Par Don Benjamin Makolo
Le ministre des Ressources hydrauliques et de l'Électricité, Aimé Sakombi Molendo, a apporté, mardi 5 mai 2026, des réponses aux préoccupations exprimées par les députés nationaux membres de la Commission ATI-NTIC, à la suite de sa première intervention devant cette instance parlementaire.
Au cours de son exposé, le ministre a présenté les avancées enregistrées dans le secteur de l’électricité en République démocratique du Congo. Il a notamment évoqué l’opérationnalisation de la centrale hydroélectrique de Kakobola, considérée comme une étape importante dans l’amélioration de l’offre énergétique nationale.

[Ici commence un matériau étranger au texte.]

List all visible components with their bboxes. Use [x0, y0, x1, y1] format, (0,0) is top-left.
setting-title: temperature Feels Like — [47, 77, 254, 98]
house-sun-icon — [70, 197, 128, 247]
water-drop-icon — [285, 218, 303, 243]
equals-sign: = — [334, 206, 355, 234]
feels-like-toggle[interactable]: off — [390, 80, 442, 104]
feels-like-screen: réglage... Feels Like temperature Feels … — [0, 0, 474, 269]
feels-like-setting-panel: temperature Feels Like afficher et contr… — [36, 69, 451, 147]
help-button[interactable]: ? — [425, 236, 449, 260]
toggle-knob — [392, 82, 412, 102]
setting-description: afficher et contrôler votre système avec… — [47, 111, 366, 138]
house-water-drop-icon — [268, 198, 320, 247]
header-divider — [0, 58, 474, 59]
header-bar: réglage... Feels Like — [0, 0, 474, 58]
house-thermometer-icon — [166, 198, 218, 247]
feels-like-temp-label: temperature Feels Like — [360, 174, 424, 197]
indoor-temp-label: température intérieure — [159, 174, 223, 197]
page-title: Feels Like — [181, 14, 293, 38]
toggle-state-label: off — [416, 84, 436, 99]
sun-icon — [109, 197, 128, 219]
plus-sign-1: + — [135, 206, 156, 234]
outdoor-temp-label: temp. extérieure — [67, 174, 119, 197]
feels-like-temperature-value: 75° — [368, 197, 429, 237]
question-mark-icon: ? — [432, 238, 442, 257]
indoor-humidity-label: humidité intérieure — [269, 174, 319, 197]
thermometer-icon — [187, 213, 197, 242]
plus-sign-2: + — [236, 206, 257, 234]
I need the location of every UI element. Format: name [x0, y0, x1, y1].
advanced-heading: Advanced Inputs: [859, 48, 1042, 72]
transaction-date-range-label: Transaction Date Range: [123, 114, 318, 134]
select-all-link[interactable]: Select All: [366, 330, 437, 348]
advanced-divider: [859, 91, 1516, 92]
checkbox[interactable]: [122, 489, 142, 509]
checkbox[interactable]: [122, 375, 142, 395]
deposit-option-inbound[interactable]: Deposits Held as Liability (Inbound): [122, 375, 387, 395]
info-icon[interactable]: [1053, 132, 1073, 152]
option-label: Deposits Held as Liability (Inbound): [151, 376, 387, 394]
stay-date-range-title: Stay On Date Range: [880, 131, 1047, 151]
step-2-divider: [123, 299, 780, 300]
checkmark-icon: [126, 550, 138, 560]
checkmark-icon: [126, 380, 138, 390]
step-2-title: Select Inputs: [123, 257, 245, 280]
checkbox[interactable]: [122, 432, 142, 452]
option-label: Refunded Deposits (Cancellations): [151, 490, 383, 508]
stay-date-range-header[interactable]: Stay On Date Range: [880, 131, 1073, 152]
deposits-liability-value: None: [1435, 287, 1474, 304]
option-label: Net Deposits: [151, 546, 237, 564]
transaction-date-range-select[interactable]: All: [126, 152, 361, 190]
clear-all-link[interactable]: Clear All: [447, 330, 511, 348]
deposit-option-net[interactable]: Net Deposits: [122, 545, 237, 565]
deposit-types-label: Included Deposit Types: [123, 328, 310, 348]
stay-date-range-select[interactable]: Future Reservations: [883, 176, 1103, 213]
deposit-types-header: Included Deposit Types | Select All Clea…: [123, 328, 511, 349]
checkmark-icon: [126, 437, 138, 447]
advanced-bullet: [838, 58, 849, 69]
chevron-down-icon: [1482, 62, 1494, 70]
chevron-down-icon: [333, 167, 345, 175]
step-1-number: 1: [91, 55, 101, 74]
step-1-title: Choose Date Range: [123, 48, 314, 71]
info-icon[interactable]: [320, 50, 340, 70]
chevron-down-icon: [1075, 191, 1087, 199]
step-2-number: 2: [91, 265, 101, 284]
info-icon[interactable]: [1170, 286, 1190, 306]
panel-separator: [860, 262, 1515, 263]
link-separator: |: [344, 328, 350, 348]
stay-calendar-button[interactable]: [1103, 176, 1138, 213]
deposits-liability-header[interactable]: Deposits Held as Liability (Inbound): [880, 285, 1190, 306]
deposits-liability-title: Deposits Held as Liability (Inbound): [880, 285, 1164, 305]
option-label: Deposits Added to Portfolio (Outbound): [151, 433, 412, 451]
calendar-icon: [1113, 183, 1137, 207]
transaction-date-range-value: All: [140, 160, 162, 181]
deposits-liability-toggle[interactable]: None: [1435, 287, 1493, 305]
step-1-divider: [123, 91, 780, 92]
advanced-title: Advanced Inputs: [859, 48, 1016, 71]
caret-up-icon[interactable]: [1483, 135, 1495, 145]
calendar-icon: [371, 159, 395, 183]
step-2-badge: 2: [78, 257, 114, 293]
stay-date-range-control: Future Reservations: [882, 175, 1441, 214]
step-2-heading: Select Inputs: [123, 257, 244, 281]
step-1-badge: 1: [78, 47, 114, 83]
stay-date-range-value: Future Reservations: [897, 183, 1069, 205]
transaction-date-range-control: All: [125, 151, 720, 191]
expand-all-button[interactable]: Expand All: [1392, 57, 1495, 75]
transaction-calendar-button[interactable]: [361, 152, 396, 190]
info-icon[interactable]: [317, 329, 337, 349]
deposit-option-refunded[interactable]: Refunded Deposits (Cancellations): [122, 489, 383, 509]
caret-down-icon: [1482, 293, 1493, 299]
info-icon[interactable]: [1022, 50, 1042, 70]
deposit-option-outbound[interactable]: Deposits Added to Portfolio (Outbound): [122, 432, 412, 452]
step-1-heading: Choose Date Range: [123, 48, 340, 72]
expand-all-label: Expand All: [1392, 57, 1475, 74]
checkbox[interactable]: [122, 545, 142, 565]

Par ailleurs, Aimé Sakombi Molendo a annoncé l’approbation par la Banque mondiale d’un financement de 250 millions de dollars américains dans le cadre de la première phase du Programme de développement du secteur de l’électricité (PDI3), qui s’inscrit dans une enveloppe globale estimée à un milliard de dollars.
Répondant aux différentes préoccupations des élus, le ministre a également apporté des éclaircissements sur la politique d’électrification conduite par l’ANSER, le rôle de régulation assuré par l’ARE, ainsi que sur la mise en œuvre du Compact énergétique.
La situation de la SINELAC et la problématique des dettes croisées dans le secteur ont également été abordées, dans un contexte marqué par les défis persistants liés à la gouvernance et au financement de l’énergie.
En conclusion, le ministre a réaffirmé l’engagengagement du Gouvernement à faire de l’électricité un levier structurant du développement et de l’industrialisation du pays. Cette ambition repose sur quatre piliers majeurs : la réalisation de grands projets structurants, l’électrification rurale, la mobilisation des investissements privés et la poursuite des réformes institutionnelles.